Questo dittico riunisce due immagini “cartolina” del viaggio. Si tratta della veduta del tempio principale del complesso di Angkor
Wat ritratto all’alba e di uno dei numerosi laghi artificiali che gli antichi Khmer avevano realizzato intorno ai propri complessi architettonici.
Il dittico che chiude la selezione è stato scattato nei pressi di uno dei villaggi sull’acqua che sorgono nei grand laghi formati dal
Mekong lungo il suo percorso. Si tratta di insediamenti di pescatori costruiti su palafitte e nascosti da fitte foreste di mangrovie e
completamente privi di strade
Arrivare a una selezione di sole 23 immagini come quella che avete appena visto è sia “doloroso”
che difficile ma può essere l’unico modo per rendere interessante agli occhi degli amici il resoconto
visivo del vostro viaggio. Foto di apertura a parte (che abbiamo già commentato nella rispettiva didascalia) come criterio di selezione abbiamo utilizzato quello del dittico, cercando di rappresentare
al meglio luoghi e momenti chiave di questo lungo viaggio. Ogni singolo dittico a sua volta è stato
scelto cercando due immagini che avessero in comune quanti più elementi possibili dal punto di
vista della narrazione ma che funzionassero bene in coppia anche per quanto riguarda l’immagine.
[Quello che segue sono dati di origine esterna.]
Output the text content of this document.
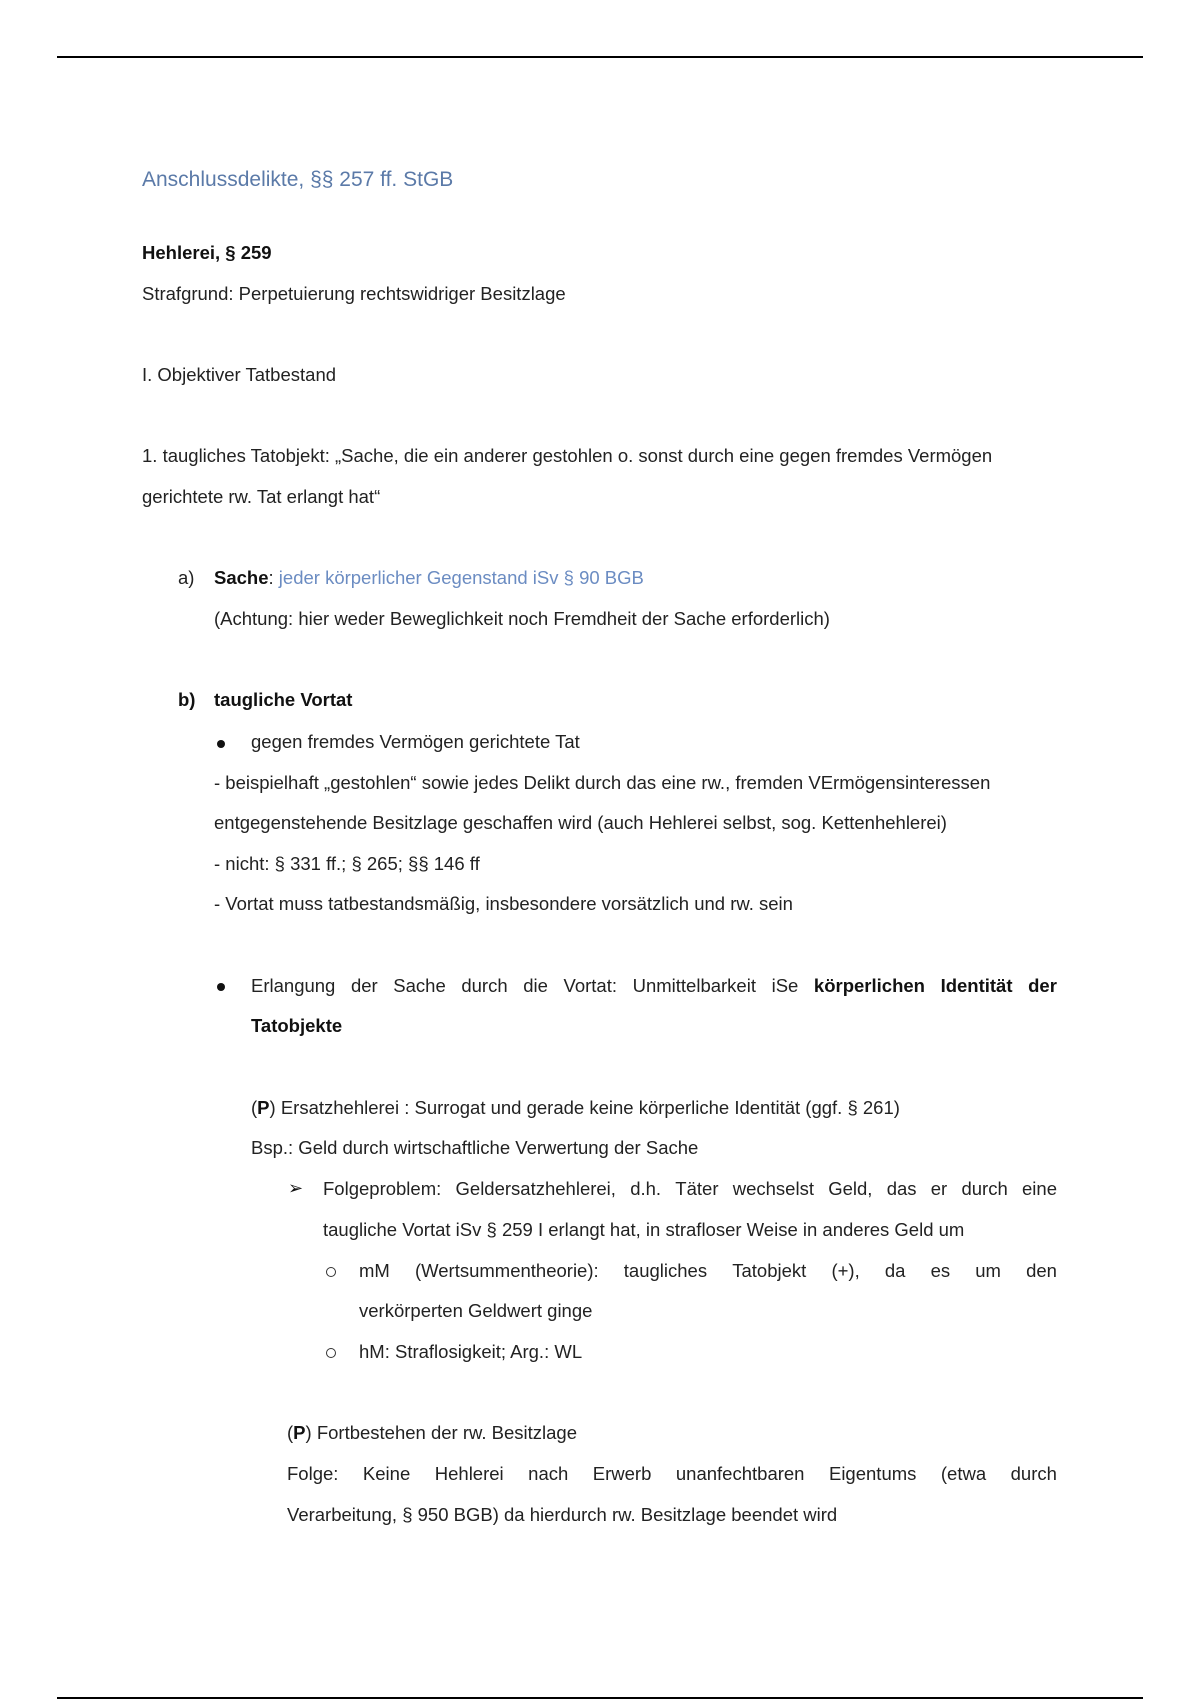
Anschlussdelikte, §§ 257 ff. StGB
Hehlerei, § 259
Strafgrund: Perpetuierung rechtswidriger Besitzlage
I. Objektiver Tatbestand
1. taugliches Tatobjekt: „Sache, die ein anderer gestohlen o. sonst durch eine gegen fremdes Vermögen
gerichtete rw. Tat erlangt hat“
a) Sache: jeder körperlicher Gegenstand iSv § 90 BGB
(Achtung: hier weder Beweglichkeit noch Fremdheit der Sache erforderlich)
b) taugliche Vortat
gegen fremdes Vermögen gerichtete Tat
- beispielhaft „gestohlen“ sowie jedes Delikt durch das eine rw., fremden VErmögensinteressen
entgegenstehende Besitzlage geschaffen wird (auch Hehlerei selbst, sog. Kettenhehlerei)
- nicht: § 331 ff.; § 265; §§ 146 ff
- Vortat muss tatbestandsmäßig, insbesondere vorsätzlich und rw. sein
Erlangung der Sache durch die Vortat: Unmittelbarkeit iSe körperlichen Identität der
Tatobjekte
(P) Ersatzhehlerei : Surrogat und gerade keine körperliche Identität (ggf. § 261)
Bsp.: Geld durch wirtschaftliche Verwertung der Sache
➢ Folgeproblem: Geldersatzhehlerei, d.h. Täter wechselst Geld, das er durch eine
taugliche Vortat iSv § 259 I erlangt hat, in strafloser Weise in anderes Geld um
mM (Wertsummentheorie): taugliches Tatobjekt (+), da es um den
verkörperten Geldwert ginge
hM: Straflosigkeit; Arg.: WL
(P) Fortbestehen der rw. Besitzlage
Folge: Keine Hehlerei nach Erwerb unanfechtbaren Eigentums (etwa durch
Verarbeitung, § 950 BGB) da hierdurch rw. Besitzlage beendet wird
Rispetto ai criteri di selezione, infine, ho cercato anche di distruibuire equamente le immagini tra
i tre paesi visitati e in proporzione al tempo trascorso in ciascuno di essi con il risultato che du 23
fotografie, tre sono state fatte in Thailandia, dieci in Laos e altrettante in Cambogia.
Sony RX-1
Questo portfolio, al di là che piaccia o meno da un punto di vista fotografico, dimostra bene che
anche senza zoom e solo con un 35mm tra le mani si può tranquillamente raccontare un viaggio.
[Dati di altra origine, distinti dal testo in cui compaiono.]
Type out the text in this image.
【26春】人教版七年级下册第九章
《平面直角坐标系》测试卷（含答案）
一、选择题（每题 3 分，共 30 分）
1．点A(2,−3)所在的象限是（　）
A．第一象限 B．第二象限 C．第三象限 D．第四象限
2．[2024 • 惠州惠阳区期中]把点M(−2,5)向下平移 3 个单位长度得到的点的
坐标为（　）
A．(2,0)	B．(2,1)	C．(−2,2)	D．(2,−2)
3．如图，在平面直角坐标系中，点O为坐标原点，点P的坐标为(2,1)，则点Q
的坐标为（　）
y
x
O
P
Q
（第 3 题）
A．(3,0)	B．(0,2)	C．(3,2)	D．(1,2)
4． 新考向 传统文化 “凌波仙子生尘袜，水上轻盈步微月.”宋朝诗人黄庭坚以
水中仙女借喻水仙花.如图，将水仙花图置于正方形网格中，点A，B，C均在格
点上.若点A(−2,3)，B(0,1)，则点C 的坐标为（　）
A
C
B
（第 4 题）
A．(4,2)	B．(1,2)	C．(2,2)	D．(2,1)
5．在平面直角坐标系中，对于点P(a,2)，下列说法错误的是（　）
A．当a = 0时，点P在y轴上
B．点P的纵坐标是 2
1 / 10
Panorami, ritratti, architettura o dettagli non sono un problema e la gamma di tagli e inquadrature
possibili risulta davvero tanto ampia quanto la vostra capacità di spostarvi da e verso il soggetto
delle vostre fotografie.
Una lunghezza focale pari a 35 mm offre un compromesso perfetto tra la necessità di avere un
angolo di campo abbastanza ampio ma non doversi confrontare con una distorsione prospettica accentuata (come nel caso delle ottiche da 24mm o inferiori) che può essere di ostacolo con il ritratto
nonché dare un’impronta troppo forte alle immagini. Per quanto riguarda i diaframmi, sebbene lo
Zeiss Sonnar della RX-1 vanti un’apertura massima di F 2.0 ho usato spesso diaframmi chiusi, sia
per fare una serie di lunghe esposizioni (di giorno, come di notte) sia per rappresentare meglio paesaggi e vedute urbane con immagini caratterizzate da un’ampia profondità di campo.